Reflexo do panorama brasileiro, são as livrarias que saíram na frente para arrebanhar esse público. Os principais estabelecimentos da cidade já efetuam compras com o vale. "A procura tem aumentado bastante. Com certeza, o programa ajuda, já que traz novos clientes", aponta o subgerente da Saraiva do Independência Shopping Igor Santos. Para o coordenador da Leitura Megastore Marcos Paulo Oliveira, as vendas com o vale-cultura já representam cerca de 3% do movimento da loja. "Essa demanda não existia antes. Estamos implementando ações, sinalizando e avisando os clientes" diz, confirmando a chegada de novos consumidores.
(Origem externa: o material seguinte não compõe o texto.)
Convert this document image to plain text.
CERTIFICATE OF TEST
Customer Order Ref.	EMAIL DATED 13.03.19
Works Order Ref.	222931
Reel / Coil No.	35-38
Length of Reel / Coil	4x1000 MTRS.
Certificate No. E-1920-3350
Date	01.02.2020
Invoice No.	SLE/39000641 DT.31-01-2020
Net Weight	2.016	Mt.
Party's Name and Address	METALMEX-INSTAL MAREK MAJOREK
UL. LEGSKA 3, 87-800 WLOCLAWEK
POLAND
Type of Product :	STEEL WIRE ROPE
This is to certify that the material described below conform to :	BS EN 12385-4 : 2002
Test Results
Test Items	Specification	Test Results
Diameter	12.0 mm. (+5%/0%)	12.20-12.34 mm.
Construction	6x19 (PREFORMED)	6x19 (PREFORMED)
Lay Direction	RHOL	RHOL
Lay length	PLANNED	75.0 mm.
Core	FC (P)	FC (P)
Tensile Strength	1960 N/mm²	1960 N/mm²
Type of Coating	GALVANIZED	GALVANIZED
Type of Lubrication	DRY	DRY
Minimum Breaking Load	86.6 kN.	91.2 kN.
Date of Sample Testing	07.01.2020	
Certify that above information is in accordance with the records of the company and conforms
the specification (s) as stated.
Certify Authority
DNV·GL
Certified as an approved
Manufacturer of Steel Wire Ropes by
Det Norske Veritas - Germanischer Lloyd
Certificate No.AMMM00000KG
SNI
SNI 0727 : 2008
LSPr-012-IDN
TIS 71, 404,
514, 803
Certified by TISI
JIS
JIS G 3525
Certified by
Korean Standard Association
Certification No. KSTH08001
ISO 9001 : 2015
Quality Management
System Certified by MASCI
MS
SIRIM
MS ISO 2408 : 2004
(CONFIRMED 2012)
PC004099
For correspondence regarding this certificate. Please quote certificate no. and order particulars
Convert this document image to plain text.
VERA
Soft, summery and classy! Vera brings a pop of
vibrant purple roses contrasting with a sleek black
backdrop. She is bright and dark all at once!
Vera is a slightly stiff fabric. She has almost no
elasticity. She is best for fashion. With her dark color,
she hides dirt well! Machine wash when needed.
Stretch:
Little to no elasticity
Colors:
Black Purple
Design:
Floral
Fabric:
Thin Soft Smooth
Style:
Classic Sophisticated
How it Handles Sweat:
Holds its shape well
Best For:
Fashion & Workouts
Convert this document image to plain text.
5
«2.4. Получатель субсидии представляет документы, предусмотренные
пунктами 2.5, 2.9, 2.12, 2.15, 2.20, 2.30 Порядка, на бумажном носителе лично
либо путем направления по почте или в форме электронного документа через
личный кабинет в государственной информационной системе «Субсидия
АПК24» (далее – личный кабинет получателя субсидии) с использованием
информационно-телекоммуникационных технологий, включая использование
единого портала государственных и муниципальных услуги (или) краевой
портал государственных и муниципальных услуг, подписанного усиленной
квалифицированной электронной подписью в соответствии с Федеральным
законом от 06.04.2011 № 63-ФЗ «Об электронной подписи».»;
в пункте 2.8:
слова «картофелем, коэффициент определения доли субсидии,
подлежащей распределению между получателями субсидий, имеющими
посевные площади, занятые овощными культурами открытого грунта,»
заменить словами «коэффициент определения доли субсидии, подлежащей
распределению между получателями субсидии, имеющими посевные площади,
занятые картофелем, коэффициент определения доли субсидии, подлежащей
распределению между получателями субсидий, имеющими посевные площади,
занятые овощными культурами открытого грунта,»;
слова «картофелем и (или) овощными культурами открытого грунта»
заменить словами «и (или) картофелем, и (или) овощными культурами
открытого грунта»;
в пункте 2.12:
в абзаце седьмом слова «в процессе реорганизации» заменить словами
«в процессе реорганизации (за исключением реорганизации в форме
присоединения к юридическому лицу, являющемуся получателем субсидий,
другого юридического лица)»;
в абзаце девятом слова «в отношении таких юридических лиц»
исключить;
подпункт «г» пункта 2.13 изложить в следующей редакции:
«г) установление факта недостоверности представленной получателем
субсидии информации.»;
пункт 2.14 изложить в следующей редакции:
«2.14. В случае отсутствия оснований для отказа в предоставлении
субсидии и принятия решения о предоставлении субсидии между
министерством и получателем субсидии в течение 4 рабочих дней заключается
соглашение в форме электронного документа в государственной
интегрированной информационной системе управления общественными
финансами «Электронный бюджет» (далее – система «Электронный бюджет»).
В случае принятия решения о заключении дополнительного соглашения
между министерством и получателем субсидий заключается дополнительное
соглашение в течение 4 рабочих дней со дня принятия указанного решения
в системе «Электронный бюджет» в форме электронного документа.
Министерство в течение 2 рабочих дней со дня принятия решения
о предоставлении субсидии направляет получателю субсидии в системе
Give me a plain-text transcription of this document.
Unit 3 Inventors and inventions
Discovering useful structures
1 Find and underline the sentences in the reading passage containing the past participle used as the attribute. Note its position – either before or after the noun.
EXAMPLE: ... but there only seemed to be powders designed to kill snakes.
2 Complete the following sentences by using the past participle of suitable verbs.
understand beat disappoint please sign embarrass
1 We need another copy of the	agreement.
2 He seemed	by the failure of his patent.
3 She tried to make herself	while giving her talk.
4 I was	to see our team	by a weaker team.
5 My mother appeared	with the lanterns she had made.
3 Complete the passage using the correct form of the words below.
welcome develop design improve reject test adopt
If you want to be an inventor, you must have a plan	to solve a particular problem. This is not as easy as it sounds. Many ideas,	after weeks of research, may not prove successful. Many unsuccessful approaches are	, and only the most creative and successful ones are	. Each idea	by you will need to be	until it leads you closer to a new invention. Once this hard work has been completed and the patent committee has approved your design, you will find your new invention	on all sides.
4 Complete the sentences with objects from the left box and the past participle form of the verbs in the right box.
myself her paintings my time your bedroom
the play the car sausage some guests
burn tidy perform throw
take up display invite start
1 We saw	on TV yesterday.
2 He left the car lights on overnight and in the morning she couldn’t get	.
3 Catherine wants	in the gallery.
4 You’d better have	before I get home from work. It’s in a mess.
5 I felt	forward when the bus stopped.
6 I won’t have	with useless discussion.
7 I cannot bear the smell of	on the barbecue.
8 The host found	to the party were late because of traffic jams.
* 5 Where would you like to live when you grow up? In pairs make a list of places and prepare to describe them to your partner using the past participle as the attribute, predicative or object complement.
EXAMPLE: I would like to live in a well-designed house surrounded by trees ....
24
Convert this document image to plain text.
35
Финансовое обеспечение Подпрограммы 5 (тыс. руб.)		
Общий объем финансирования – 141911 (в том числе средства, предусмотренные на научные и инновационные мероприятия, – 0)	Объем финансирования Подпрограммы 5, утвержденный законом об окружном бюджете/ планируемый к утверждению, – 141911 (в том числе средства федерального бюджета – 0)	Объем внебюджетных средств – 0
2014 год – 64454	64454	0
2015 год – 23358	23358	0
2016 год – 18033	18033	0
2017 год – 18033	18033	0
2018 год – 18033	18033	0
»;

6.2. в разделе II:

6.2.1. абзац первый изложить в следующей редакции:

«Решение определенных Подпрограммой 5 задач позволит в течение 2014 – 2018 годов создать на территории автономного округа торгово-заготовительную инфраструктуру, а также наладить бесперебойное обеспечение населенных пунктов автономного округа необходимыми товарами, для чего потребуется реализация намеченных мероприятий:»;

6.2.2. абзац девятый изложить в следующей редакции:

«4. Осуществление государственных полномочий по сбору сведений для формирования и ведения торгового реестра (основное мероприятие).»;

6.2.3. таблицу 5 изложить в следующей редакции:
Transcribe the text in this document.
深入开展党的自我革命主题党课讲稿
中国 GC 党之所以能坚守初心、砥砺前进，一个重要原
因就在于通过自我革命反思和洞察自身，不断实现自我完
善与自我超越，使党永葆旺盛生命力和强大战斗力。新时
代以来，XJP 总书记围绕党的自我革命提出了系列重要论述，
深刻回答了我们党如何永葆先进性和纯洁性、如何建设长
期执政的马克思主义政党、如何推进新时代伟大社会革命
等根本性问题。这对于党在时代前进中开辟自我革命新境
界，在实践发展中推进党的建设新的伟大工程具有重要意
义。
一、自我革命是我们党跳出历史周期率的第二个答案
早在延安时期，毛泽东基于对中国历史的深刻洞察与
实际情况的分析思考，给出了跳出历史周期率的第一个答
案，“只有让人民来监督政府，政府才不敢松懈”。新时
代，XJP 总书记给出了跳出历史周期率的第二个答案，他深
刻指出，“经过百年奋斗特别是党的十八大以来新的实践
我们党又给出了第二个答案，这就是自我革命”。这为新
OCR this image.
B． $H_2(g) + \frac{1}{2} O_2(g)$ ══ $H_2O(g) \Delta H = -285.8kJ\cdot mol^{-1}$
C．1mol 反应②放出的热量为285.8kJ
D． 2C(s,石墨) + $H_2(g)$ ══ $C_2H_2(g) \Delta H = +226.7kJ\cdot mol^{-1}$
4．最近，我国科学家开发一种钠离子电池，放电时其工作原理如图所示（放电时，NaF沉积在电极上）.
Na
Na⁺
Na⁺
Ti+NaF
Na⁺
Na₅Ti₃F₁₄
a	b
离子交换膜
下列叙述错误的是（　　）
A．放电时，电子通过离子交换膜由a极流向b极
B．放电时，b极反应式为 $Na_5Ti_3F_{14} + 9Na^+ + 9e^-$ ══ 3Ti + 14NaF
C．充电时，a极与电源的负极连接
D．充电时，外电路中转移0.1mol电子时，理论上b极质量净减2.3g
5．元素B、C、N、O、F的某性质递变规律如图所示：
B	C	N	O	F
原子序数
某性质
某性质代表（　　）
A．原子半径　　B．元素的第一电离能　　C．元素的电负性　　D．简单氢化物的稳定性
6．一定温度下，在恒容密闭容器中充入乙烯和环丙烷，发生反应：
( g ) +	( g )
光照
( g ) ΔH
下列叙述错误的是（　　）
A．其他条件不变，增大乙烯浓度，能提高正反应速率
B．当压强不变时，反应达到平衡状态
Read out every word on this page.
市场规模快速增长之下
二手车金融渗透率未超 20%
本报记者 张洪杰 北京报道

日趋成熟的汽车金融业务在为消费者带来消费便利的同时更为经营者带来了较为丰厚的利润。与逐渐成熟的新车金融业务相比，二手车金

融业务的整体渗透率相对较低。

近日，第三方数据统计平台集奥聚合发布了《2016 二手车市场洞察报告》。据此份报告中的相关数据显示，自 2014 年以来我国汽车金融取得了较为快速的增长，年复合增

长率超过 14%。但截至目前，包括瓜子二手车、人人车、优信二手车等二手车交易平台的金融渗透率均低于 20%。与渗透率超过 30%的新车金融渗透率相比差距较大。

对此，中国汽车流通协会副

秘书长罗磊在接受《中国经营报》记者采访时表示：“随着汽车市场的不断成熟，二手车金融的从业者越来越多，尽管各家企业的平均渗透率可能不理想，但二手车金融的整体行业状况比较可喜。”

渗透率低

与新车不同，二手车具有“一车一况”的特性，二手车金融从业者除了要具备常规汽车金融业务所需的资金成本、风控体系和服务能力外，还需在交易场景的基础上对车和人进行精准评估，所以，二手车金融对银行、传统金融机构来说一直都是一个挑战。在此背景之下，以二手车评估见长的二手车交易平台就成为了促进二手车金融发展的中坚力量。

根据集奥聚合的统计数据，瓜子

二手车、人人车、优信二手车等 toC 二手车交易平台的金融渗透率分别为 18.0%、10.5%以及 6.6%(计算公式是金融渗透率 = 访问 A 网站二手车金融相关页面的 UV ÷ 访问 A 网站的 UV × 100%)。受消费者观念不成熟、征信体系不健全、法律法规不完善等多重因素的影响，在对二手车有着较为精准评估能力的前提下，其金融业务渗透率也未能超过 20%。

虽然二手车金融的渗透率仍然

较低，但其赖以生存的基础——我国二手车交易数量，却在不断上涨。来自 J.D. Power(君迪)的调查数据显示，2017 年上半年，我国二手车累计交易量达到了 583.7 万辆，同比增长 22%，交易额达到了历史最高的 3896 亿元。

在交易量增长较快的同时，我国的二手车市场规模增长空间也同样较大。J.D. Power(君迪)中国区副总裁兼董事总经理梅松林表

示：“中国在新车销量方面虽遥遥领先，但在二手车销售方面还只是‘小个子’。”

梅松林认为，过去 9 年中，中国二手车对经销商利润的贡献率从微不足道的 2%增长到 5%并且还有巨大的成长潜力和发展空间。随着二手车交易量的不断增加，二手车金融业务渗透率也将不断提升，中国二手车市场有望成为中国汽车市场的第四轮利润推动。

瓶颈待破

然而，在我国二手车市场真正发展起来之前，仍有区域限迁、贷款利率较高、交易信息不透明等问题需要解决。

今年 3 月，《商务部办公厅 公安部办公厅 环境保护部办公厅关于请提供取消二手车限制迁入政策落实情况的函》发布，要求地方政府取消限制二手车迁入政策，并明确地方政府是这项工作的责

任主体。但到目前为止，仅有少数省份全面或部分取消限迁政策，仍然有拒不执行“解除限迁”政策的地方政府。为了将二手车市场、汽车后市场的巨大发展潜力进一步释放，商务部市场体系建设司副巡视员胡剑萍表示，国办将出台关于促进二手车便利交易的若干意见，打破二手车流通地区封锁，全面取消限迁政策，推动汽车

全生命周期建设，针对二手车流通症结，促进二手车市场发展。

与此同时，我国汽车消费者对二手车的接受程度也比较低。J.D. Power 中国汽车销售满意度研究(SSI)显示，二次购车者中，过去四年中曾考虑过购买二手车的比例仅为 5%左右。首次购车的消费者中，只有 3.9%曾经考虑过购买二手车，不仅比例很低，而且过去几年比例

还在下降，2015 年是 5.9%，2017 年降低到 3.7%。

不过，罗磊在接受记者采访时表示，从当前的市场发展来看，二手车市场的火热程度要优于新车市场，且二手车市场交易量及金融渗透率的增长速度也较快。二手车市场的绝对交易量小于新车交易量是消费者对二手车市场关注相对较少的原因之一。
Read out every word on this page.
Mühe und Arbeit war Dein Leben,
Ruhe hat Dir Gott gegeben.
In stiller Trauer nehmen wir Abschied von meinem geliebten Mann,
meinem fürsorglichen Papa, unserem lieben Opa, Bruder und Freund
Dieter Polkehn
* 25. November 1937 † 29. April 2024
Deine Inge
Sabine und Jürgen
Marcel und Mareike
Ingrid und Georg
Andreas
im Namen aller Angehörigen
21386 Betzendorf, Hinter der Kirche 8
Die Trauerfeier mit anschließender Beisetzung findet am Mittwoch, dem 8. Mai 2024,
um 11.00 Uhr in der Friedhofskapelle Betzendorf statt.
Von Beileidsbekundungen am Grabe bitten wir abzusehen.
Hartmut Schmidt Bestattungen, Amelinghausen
"Trata-se de um dos mais importantes investimentos que se pode fazer, considerando os dividendos obtidos no mercado de trabalho, na formação escolar e acadêmica e na vida. Afinal, aquisição de informação e conhecimento contribui de modo muito significativo para a boa formação e o desenvolvimento dos indivíduos", comemora a presidente da Câmara Brasileira do Livro (CBL) Karine Pansa, referindo-se aos recentes dados que dão conta de que 82% das operações realizadas com o vale-cultura compreendem publicações como livros e revistas. Ainda que aponte para um panorama favorável para a cultura em Juiz de Fora e no Brasil, o vale ainda precisa valer, de fato.